Er is ook een wereldwijde trend die vooralsnog schittert door afwezigheid. Terwijl nieuwsberichten over ai en machine learning ons om de oren vliegen, merkt Jansen daar in de embedded-industrie nog niks van. Waarschijnlijk is het ook nog te vroeg, oppert hij. ‘Ik denk dat het wel gaat komen; er zijn bedrijven die natuurlijk gigantisch veel data hebben waar je iets slims mee kunt doen. Maar waarschijnlijk is iedereen nog bezig om de features en requirements goed te krijgen, en wij komen pas in beeld op het moment dat producten naar de markt toe gaan en kwaliteit een belangrijke eis is.’

De gemiddelde kwaliteit van de embedded software die Tiobe doormeet, blijft de afgelopen jaren toenemen.

Bij de embedded-softwarebedrijven valt Jansen wel een heel andere trend op: kwaliteit wordt steeds belangrijker. Hoewel hij ook hier moet toegeven dat dat beeld mogelijk vertekend is – softwarekwaliteit meten is immers precies wat Tiobe doet. ‘Maar vroeger moesten we nog missionaris zijn en nu is het bij de meeste bedrijven vanzelfsprekend. Ze hebben veel meer een houding van: ‘Kom maar op, we willen meters maken.’’

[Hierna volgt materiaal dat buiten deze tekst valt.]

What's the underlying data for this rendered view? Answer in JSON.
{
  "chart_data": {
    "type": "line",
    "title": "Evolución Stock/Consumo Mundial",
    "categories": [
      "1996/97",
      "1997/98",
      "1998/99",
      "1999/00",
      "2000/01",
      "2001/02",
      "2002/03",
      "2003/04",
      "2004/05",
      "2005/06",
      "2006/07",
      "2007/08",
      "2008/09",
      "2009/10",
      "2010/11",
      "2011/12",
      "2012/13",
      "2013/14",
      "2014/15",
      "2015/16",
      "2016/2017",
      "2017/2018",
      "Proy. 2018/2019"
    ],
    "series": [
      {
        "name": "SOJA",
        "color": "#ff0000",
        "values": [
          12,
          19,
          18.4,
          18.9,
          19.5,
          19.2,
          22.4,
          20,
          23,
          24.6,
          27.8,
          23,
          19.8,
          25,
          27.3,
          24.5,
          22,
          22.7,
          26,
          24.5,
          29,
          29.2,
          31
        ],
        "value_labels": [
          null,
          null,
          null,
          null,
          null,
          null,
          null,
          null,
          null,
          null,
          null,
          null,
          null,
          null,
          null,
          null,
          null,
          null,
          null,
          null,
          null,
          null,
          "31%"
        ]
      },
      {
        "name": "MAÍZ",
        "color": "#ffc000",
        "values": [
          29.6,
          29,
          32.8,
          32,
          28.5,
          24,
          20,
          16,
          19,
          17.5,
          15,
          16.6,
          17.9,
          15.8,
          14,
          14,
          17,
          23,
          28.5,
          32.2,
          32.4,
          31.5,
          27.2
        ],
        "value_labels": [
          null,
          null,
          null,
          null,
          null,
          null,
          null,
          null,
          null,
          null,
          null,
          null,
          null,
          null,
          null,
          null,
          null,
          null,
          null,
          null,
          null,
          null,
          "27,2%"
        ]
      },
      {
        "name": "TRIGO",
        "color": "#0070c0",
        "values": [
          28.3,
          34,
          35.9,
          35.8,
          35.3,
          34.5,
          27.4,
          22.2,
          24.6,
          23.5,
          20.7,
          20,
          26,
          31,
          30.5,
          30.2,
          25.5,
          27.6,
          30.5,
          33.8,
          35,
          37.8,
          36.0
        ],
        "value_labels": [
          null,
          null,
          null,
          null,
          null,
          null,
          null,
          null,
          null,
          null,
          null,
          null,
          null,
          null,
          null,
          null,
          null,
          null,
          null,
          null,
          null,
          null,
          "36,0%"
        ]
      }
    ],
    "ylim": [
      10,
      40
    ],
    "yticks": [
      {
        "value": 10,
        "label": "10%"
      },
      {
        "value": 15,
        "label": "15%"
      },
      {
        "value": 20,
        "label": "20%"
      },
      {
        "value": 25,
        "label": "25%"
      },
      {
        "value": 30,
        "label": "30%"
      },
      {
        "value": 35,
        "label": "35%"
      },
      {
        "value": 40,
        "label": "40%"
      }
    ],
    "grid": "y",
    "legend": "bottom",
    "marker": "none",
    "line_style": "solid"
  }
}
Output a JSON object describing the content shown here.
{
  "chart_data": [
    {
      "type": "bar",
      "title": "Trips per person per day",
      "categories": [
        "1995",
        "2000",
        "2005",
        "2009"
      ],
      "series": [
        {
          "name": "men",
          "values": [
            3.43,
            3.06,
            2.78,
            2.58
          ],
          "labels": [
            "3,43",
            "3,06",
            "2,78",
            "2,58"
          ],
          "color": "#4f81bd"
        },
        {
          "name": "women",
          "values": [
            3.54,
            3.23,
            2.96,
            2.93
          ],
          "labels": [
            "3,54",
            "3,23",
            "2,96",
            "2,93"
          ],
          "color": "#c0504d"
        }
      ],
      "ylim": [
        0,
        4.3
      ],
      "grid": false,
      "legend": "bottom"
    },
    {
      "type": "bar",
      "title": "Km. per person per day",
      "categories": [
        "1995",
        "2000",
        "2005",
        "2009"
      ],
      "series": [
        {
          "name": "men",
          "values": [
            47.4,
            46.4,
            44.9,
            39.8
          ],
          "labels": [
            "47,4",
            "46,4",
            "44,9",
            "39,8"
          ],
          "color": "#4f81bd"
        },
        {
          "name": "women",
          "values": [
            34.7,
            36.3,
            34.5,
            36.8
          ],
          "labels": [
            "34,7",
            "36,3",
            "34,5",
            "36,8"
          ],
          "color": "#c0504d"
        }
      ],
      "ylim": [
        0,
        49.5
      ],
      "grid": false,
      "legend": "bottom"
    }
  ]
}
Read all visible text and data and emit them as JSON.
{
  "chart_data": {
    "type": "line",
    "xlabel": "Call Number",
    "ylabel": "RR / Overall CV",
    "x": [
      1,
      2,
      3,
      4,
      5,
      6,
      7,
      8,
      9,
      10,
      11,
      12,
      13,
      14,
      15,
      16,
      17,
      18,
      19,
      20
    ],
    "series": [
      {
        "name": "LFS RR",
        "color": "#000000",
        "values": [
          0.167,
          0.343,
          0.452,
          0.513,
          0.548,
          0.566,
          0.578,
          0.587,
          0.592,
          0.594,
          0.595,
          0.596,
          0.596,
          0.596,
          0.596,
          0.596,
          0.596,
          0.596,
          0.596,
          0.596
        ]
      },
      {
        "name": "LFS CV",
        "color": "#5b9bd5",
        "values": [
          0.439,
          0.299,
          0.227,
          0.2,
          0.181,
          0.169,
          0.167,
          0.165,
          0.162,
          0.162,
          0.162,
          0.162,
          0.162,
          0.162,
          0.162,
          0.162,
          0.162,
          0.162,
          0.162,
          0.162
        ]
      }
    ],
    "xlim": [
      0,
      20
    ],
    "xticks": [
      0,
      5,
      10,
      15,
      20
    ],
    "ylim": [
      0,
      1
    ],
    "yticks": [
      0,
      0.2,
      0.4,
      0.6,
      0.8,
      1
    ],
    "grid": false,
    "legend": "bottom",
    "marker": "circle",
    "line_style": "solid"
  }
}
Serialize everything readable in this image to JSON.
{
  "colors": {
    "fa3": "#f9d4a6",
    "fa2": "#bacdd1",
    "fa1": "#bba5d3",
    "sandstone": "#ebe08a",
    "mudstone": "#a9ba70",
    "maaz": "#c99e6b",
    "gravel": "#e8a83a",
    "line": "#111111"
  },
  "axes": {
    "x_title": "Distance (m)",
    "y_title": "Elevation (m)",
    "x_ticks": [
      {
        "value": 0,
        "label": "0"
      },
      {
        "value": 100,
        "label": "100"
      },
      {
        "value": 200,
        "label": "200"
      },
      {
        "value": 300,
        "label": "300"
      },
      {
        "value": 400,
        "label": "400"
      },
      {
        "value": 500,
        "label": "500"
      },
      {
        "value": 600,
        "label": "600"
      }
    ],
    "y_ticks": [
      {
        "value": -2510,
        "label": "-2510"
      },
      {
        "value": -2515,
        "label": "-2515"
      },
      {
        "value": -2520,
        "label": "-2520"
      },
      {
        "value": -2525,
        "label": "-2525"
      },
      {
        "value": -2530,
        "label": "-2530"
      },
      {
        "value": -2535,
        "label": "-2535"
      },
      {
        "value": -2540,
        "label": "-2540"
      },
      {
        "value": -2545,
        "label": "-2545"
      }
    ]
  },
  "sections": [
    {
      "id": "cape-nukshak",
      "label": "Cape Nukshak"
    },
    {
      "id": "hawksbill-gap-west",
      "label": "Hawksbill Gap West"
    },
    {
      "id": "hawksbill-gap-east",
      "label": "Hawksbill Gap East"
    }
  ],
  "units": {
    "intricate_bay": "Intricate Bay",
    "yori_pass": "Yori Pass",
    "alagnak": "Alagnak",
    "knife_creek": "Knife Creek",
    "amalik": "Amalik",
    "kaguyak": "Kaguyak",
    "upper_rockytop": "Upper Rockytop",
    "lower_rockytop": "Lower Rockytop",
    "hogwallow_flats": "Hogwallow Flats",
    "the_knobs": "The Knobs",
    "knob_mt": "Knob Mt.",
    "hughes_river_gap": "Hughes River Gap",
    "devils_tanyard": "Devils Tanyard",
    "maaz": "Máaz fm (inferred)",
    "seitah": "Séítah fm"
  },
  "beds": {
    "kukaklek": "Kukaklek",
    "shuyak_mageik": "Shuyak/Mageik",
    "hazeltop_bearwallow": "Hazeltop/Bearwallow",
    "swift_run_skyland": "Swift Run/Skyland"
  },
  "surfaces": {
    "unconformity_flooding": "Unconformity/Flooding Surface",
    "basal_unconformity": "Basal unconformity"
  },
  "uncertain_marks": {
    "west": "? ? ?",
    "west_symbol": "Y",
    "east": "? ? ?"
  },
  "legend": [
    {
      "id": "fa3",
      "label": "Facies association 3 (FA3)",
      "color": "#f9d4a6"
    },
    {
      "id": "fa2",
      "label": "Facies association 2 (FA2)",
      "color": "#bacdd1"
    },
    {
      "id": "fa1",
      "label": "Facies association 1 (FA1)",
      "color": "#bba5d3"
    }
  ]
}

‘Ik denk dat dat te maken heeft met het verwachtingspatroon van de markt. In den beginne was het nog leuk dat het speeltje het deed en was het jammer als het kapotging, maar nu is het veel meer key geworden. Bedrijven hebben een serieus probleem als er negatieve online reviews verschijnen, dus ze zijn er heel serieus mee bezig.’

Kortom: de hightechsector lijkt software steeds serieuzer te nemen als productdifferentiator. Dat daarbij behoedzaam te werk wordt gegaan en niet elke nieuwe technologie direct wordt omarmd, is logisch – embedded devices zijn beperkter in hun capaciteit en minder vergeeflijk voor fouten. Maar het beeld dat naar voren komt in de ontwikkelingen is duidelijk: software eist er een steeds grotere rol in op.